- Directed by: Julien Duvivier
- Written by: Louis Hémon (novel); Julien Duvivier; Gabriel Boissy;
- Produced by: Léon Beytout; Alex Nalpas; René Pignières;
- Starring: Madeleine Renaud; Jean Gabin; Jean-Pierre Aumont;
- Cinematography: Marc Fossard; Jules Kruger;
- Edited by: Claude Ibéria
- Music by: Jean Wiener
- Production company: Société Nouvelle de Cinématographie
- Distributed by: Pathé Consortium Cinéma
- Release date: 4 December 1934;
- Running time: 77 minutes
- Country: France
- Language: French

= Maria Chapdelaine (1934 film) =

Maria Chapdelaine is a 1934 French drama film directed by Julien Duvivier and starring Madeleine Renaud, Jean Gabin and Jean-Pierre Aumont. It is an adaptation of the 1913 novel of the same title by Louis Hémon set in rural Quebec about a young woman who becomes involved with a farmer, trapper and an immigrant drifter from Paris.
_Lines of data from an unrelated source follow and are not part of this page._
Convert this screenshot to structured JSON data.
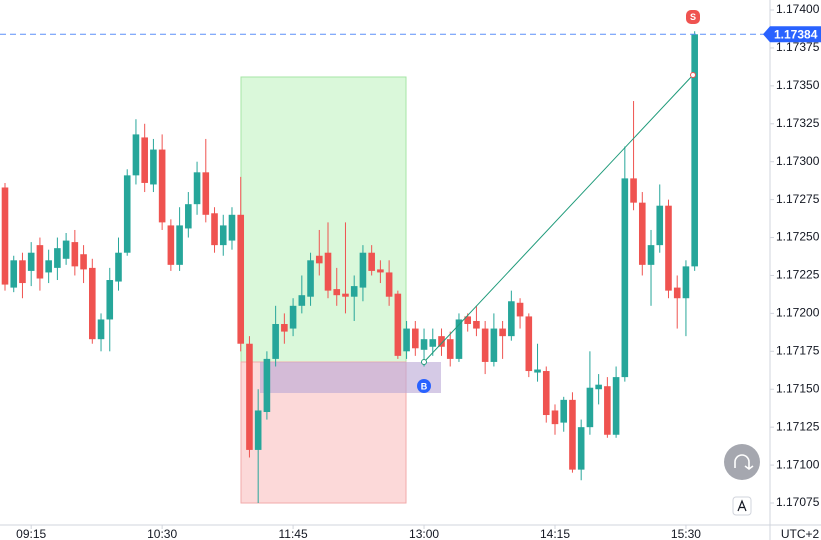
{
  "chart_data": {
    "type": "candlestick",
    "x": [
      "09:00",
      "09:05",
      "09:10",
      "09:15",
      "09:20",
      "09:25",
      "09:30",
      "09:35",
      "09:40",
      "09:45",
      "09:50",
      "09:55",
      "10:00",
      "10:05",
      "10:10",
      "10:15",
      "10:20",
      "10:25",
      "10:30",
      "10:35",
      "10:40",
      "10:45",
      "10:50",
      "10:55",
      "11:00",
      "11:05",
      "11:10",
      "11:15",
      "11:20",
      "11:25",
      "11:30",
      "11:35",
      "11:40",
      "11:45",
      "11:50",
      "11:55",
      "12:00",
      "12:05",
      "12:10",
      "12:15",
      "12:20",
      "12:25",
      "12:30",
      "12:35",
      "12:40",
      "12:45",
      "12:50",
      "12:55",
      "13:00",
      "13:05",
      "13:10",
      "13:15",
      "13:20",
      "13:25",
      "13:30",
      "13:35",
      "13:40",
      "13:45",
      "13:50",
      "13:55",
      "14:00",
      "14:05",
      "14:10",
      "14:15",
      "14:20",
      "14:25",
      "14:30",
      "14:35",
      "14:40",
      "14:45",
      "14:50",
      "14:55",
      "15:00",
      "15:05",
      "15:10",
      "15:15",
      "15:20",
      "15:25",
      "15:30",
      "15:35"
    ],
    "open": [
      1.17283,
      1.17217,
      1.17235,
      1.17228,
      1.17245,
      1.17227,
      1.1723,
      1.17236,
      1.17247,
      1.17239,
      1.1723,
      1.17183,
      1.17196,
      1.17221,
      1.1724,
      1.17291,
      1.17316,
      1.17285,
      1.17308,
      1.17258,
      1.17232,
      1.17256,
      1.17272,
      1.17293,
      1.17266,
      1.17245,
      1.17248,
      1.17265,
      1.1718,
      1.1711,
      1.17135,
      1.1717,
      1.17193,
      1.1719,
      1.17205,
      1.17211,
      1.17238,
      1.1724,
      1.17216,
      1.17213,
      1.17211,
      1.17217,
      1.1724,
      1.17229,
      1.17227,
      1.17213,
      1.17175,
      1.1719,
      1.17176,
      1.17178,
      1.17185,
      1.17183,
      1.1717,
      1.17198,
      1.17195,
      1.1719,
      1.17168,
      1.1719,
      1.17185,
      1.17207,
      1.17198,
      1.17161,
      1.17162,
      1.17136,
      1.17128,
      1.17143,
      1.17097,
      1.17125,
      1.1715,
      1.17152,
      1.1712,
      1.17158,
      1.17289,
      1.17273,
      1.17232,
      1.17245,
      1.17271,
      1.17217,
      1.1721,
      1.17231
    ],
    "high": [
      1.17286,
      1.17238,
      1.1724,
      1.17247,
      1.1725,
      1.17242,
      1.1725,
      1.17253,
      1.17255,
      1.17245,
      1.17236,
      1.172,
      1.1723,
      1.1725,
      1.17295,
      1.17328,
      1.17325,
      1.17315,
      1.17318,
      1.17262,
      1.1727,
      1.1728,
      1.173,
      1.17315,
      1.1727,
      1.17265,
      1.1727,
      1.1729,
      1.17185,
      1.1715,
      1.17175,
      1.17205,
      1.172,
      1.1721,
      1.17225,
      1.1724,
      1.17255,
      1.1726,
      1.1723,
      1.1726,
      1.17225,
      1.17245,
      1.17245,
      1.17235,
      1.17235,
      1.17215,
      1.17195,
      1.17195,
      1.1719,
      1.1719,
      1.1719,
      1.17188,
      1.172,
      1.172,
      1.17205,
      1.17195,
      1.172,
      1.17195,
      1.17215,
      1.1721,
      1.172,
      1.1718,
      1.17165,
      1.1714,
      1.17145,
      1.17148,
      1.1713,
      1.17175,
      1.1716,
      1.17158,
      1.17165,
      1.1731,
      1.1734,
      1.1728,
      1.17255,
      1.17285,
      1.17275,
      1.17225,
      1.17235,
      1.17386
    ],
    "low": [
      1.17215,
      1.17214,
      1.1721,
      1.17218,
      1.17215,
      1.1722,
      1.17222,
      1.17232,
      1.17225,
      1.1722,
      1.1718,
      1.17175,
      1.17175,
      1.17215,
      1.17238,
      1.17285,
      1.1728,
      1.1728,
      1.17255,
      1.17228,
      1.17228,
      1.1725,
      1.17265,
      1.1726,
      1.1724,
      1.17238,
      1.17242,
      1.17175,
      1.17105,
      1.17075,
      1.1713,
      1.17165,
      1.1718,
      1.17185,
      1.172,
      1.17205,
      1.17225,
      1.1721,
      1.17205,
      1.172,
      1.17195,
      1.17208,
      1.17225,
      1.1722,
      1.17205,
      1.1717,
      1.1717,
      1.17172,
      1.17165,
      1.17172,
      1.17172,
      1.17165,
      1.17168,
      1.17188,
      1.17185,
      1.1716,
      1.17165,
      1.1717,
      1.17182,
      1.1719,
      1.17158,
      1.17155,
      1.17128,
      1.1712,
      1.17122,
      1.17095,
      1.1709,
      1.1712,
      1.1714,
      1.17118,
      1.17118,
      1.17155,
      1.17268,
      1.17225,
      1.17205,
      1.1724,
      1.1721,
      1.1719,
      1.17185,
      1.17228
    ],
    "close": [
      1.17219,
      1.17235,
      1.1722,
      1.1724,
      1.17223,
      1.17235,
      1.17243,
      1.17248,
      1.17231,
      1.17229,
      1.17183,
      1.17196,
      1.17222,
      1.1724,
      1.17291,
      1.17318,
      1.17286,
      1.17308,
      1.1726,
      1.17232,
      1.17258,
      1.17272,
      1.17293,
      1.17265,
      1.17245,
      1.17258,
      1.17265,
      1.1718,
      1.1711,
      1.17136,
      1.1717,
      1.17193,
      1.17188,
      1.17205,
      1.17212,
      1.17235,
      1.17233,
      1.17215,
      1.17212,
      1.17211,
      1.17218,
      1.1724,
      1.17228,
      1.17227,
      1.17211,
      1.17172,
      1.1719,
      1.17177,
      1.17183,
      1.17183,
      1.17178,
      1.1717,
      1.17196,
      1.17193,
      1.1719,
      1.17168,
      1.1719,
      1.17185,
      1.17208,
      1.17198,
      1.17162,
      1.17163,
      1.17133,
      1.17127,
      1.17143,
      1.17097,
      1.17125,
      1.17151,
      1.17153,
      1.1712,
      1.17158,
      1.17289,
      1.17273,
      1.17232,
      1.17245,
      1.17271,
      1.17215,
      1.1721,
      1.17231,
      1.17384
    ],
    "up_color": "#26a69a",
    "down_color": "#ef5350",
    "ylim": [
      1.170605,
      1.174066
    ],
    "yticks": [
      1.17075,
      {
        "value": 1.171,
        "label": "1.17100"
      },
      1.17125,
      {
        "value": 1.1715,
        "label": "1.17150"
      },
      1.17175,
      {
        "value": 1.172,
        "label": "1.17200"
      },
      1.17225,
      {
        "value": 1.1725,
        "label": "1.17250"
      },
      1.17275,
      {
        "value": 1.173,
        "label": "1.17300"
      },
      1.17325,
      {
        "value": 1.1735,
        "label": "1.17350"
      },
      1.17375,
      {
        "value": 1.174,
        "label": "1.17400"
      }
    ],
    "xticks": [
      "09:15",
      "10:30",
      "11:45",
      "13:00",
      "14:15",
      "15:30"
    ],
    "last_price": 1.17384,
    "timezone": "UTC+2",
    "buy_marker": "B",
    "sell_marker": "S",
    "grid": false
  }
}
The story was adapted again for a 1950 film directed by Marc Allégret.

==Cast==
- Madeleine Renaud as Maria Chapdelaine
- Jean Gabin as François Paradis
- Jean-Pierre Aumont as Lorenzo Surprenant
- Suzanne Desprès as Laura Chapdelaine
- Gaby Triquet as Alma-Rose Chapdelaine
- Maximilienne as Azelma Larouche
- André Bacqué as Samuel Chapdelaine
- Alexandre Rignault as Eutrope Gagnon
- Daniel Mendaille as Le curé
- Robert Le Vigan as Tit-Sèbe, le rebouteux
- Thomy Bourdelle as Esdras Chapdelaine
- Edmond Van Daële as Le docteur
- Émile Genevois as Tit-Bé Chapdelaine
- Fred Barry as Nazaire Larouche
- Pierre Laurel as Ephrem Surprenant
- Gustave Hamilton as Le vieux français
- Julien Clément as Le marchand Bédard
- Jacques Langevin as Edwige Légaré

==Production==
The film's sets were designed by art director Jacques Krauss. Location shooting took place in Canada around Lake Mistassini. Some post-production work was also done at the Neuilly Studios in Paris.

==Reception==
The film was a box office success on its release, ending a run of financial failures for Duvivier. The film was seen by 70,000 people in one week in Quebec. It was awarded the French Grand Prix, and was screened at the Venice Film Festival where it was given a Special Mention. A review in The New York Times praised it as "stirring, full-bodied and tremulously beautiful".

==Works cited==
- Marshall, Bill (2001). "Quebec National Cinema"

==Bibliography==
- McCann, Ben. Julien Duvivier. Oxford University Press, 2017.